Disparities in race/ethnicity and socioeconomic status: risk of mortality of breast cancer patients in the California Cancer Registry, 2000–2010
Sutter Institute for Medical Research, 2801 Capitol Ave Suite 400, Sacramento, CA 95816, USA
BMC Cancer 2013, 13:449 doi:10.1186/1471-2407-13-449Published: 2 October 2013
Racial disparities in breast cancer survival have been well documented. This study examines the association of race/ethnicity and socioeconomic status (SES) on breast cancer-specific mortality in a large population of women with invasive breast cancer.
We identified 179,143 cases of stages 1–3 first primary female invasive breast cancer from the California Cancer Registry from January, 2000 through December, 2010. Cox regression, adjusted for age, year of diagnosis, grade, and ER/PR/HER2 subtype, was used to assess the association of race/ethnicity on breast cancer-specific mortality within strata of stage and SES. Hazard ratios (HR) and 95% confidence intervals were reported.

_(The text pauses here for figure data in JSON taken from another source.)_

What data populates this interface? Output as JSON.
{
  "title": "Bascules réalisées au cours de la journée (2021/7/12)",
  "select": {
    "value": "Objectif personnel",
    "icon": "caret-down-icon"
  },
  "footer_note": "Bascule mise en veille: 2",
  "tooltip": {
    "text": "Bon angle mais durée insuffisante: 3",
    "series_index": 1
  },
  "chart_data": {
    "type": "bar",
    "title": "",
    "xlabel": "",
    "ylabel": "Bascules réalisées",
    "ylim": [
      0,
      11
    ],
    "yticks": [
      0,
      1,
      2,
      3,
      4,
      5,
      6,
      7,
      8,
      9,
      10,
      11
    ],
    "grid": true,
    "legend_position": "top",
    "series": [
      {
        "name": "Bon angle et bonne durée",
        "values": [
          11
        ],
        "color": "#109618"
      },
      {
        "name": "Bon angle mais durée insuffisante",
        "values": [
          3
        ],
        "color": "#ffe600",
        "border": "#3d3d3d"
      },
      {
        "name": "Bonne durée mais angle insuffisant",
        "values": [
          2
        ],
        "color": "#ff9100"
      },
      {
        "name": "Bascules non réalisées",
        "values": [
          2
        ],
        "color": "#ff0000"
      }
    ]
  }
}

Stage 1: There was no increased risk of mortality for any race/ethnicity when compared with whites within all SES strata. Stage 2: Hispanics (HR = 0.85; 0.75, 0.97) in the lowest SES category had a reduced risk of mortality.. Blacks had the same risk of mortality as whites in the lowest SES category but an increased risk of mortality in the intermediate (HR = 1.66; 1.34, 2.06) and highest (HR = 1.41; 1.15, 1.73) SES categories. Stage 3: Hispanics (HR = 0.74; 0.64, 0.85) and APIs (HR = 0.64; 0.50, 0.82) in the lowest SES category had a reduced risk while blacks had similar mortality as whites. Blacks had an increased risk of mortality in the intermediate (HR = 1.52; 1.20, 1.92) and highest (HR = 1.53; 1.22, 1.92) SES categories.
When analysis of breast cancer-specific mortality is adjusted for age and year of diagnosis, ER/PR/HER2 subtype, and tumor grade and cases compared within stage and SES strata, much of the black/white disparity disappears. SES plays a prominent role in breast cancer-specific mortality but it does not fully explain the racial/ethnic disparities and continued research in genetic, societal, and lifestyle factors is warranted.